A rare visitor to Northern skies
Stargazers in for a rare double-whammy this month.
by James Hrynyshyn
NNSL (Mar 03/97) - On top of the seasonal peak of the Aurora Borealis that surrounds the beginning of spring in March comes an elder visitor best seen in Northern skies.
Comet Hale-Bopp is 4.5 billion years old and was last seen in this part of the galaxy around 2200 BC. It should be easily seen by the naked eye for the next couple of months.
Most Earthlings in the northern hemisphere should be able to catch a glimpse of the block of ice and rock about 40 kilometres in diameter and dragging a tail millions of kilometres long behind it -- if they know where and when to look.
Anyone willing to get up early enough can find it low in the eastern sky, say about 5:30 a.m. Beginning in mid-March, you'll have to switch to look in the evening.

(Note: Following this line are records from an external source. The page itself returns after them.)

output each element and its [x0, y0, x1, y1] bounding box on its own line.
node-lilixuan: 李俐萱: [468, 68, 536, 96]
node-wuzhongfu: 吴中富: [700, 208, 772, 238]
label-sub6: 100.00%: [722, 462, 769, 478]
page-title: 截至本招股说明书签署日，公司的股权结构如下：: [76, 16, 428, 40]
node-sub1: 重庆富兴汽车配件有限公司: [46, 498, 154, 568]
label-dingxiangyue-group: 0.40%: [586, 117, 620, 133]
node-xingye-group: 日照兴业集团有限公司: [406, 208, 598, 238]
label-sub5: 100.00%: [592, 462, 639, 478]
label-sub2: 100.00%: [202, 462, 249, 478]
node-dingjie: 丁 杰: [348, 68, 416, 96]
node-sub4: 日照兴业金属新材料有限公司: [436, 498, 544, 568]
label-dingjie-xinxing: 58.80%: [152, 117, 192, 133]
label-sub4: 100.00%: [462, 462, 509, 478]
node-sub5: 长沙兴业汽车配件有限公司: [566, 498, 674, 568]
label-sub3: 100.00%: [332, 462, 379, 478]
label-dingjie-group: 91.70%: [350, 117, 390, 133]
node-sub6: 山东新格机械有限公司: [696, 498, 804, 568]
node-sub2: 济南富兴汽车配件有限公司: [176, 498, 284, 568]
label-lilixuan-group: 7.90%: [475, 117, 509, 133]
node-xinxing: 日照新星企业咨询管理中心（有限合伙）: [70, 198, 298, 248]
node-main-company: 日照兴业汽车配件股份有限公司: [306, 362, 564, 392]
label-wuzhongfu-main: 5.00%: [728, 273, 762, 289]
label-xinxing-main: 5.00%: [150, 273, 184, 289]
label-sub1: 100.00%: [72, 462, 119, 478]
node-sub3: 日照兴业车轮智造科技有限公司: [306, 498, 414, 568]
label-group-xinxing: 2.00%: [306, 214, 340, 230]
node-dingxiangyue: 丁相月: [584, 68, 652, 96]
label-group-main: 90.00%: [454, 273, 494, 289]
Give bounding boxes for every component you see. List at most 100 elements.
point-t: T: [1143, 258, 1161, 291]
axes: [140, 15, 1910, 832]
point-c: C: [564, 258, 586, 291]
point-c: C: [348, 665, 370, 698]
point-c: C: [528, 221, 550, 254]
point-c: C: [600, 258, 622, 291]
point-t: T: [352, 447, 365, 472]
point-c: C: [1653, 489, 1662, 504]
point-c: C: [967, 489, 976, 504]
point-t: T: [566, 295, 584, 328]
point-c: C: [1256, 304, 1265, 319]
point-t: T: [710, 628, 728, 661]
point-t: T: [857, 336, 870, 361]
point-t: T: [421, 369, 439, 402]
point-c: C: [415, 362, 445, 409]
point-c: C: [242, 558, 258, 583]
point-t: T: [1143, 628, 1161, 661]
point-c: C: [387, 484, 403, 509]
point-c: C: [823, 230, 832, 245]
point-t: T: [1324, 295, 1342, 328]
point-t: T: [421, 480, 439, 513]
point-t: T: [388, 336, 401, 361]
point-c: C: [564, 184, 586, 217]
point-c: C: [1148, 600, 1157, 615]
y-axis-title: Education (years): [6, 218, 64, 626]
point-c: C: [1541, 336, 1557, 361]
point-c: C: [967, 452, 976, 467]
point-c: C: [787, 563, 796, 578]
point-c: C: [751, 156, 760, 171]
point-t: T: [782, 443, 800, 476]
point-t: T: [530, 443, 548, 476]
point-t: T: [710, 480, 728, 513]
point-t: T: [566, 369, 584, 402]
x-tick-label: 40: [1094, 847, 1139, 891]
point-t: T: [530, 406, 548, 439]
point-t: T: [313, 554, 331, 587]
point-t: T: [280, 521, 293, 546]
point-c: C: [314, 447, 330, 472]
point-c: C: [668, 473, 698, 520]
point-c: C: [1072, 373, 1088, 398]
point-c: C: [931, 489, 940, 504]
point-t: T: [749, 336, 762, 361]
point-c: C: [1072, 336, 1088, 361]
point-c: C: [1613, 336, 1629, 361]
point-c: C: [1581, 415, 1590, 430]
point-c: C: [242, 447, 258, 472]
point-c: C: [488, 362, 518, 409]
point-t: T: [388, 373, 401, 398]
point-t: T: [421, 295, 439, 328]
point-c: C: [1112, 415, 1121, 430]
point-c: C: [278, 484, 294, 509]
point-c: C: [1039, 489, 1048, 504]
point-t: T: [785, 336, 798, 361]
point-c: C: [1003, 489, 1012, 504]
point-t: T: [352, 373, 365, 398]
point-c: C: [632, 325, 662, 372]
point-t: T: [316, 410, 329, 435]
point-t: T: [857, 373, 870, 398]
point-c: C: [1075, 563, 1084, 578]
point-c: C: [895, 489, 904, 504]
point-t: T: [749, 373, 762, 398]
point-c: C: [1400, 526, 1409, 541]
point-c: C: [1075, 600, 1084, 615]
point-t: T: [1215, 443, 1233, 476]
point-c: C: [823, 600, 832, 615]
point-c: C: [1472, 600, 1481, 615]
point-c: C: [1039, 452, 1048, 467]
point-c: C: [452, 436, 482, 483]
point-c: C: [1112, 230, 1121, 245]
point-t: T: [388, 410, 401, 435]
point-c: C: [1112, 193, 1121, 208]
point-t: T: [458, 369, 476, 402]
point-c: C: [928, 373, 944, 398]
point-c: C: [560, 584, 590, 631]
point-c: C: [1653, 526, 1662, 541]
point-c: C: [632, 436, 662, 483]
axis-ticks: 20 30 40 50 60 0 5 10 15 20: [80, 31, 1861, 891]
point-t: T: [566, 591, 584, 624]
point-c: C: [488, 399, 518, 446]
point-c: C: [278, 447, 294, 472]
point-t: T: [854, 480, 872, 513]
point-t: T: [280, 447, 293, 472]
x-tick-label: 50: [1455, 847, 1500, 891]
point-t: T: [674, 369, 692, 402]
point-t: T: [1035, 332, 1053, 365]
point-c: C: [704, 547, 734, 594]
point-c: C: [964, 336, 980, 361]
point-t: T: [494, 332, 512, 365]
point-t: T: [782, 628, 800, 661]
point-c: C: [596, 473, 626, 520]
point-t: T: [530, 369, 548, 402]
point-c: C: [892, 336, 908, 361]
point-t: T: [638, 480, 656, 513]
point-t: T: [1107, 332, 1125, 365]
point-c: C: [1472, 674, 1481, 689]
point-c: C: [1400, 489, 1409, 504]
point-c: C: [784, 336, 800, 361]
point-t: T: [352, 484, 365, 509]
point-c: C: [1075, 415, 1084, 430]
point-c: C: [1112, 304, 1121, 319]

Southerners will then have a couple of hours before the comet sets. But for those living anywhere north of 50 degrees north latitude, Hale-Bopp will be visible all night long.
And the farther north -- and the farther from urban light pollution -- you are, the better the view.
The celestial spectacle is already worth the early rise for at least some Northern sky-watchers. Yellowknifer Jeff Gardiner has been watching the comet for a couple of weeks now. His yard has an excellent view from a cliff overlooking Yellowknife Bay of Great Slave Lake, but he doesn't even have to go that far.
"When I get up in morning, if it's clear, I can see it through my kitchen window," he says.
In fact, only Mongolia and eastern Siberia, where a solar eclipse will coincide with the comet's appearance, promises a better show.
The comet will make its closest approach to the Earth March 23. That's still about a third again as far from us as we are from the sun. But it should be good enough to provide quite a spectacle, better than last year's Comet Hyakutake, which cold be seen even from within major city limits.
Look east for a fuzzy ball with a vertical tail stretching up and away from the horizon. For the next few weeks, Hale-Bopp will be moving northwards, toward and then just beneath the constellation Cassiopeia -- a large W lying on its side.
For the latest information the comet, the Internet offers dozens of sites. The official NASA site is observe.ivv.nasa.gov.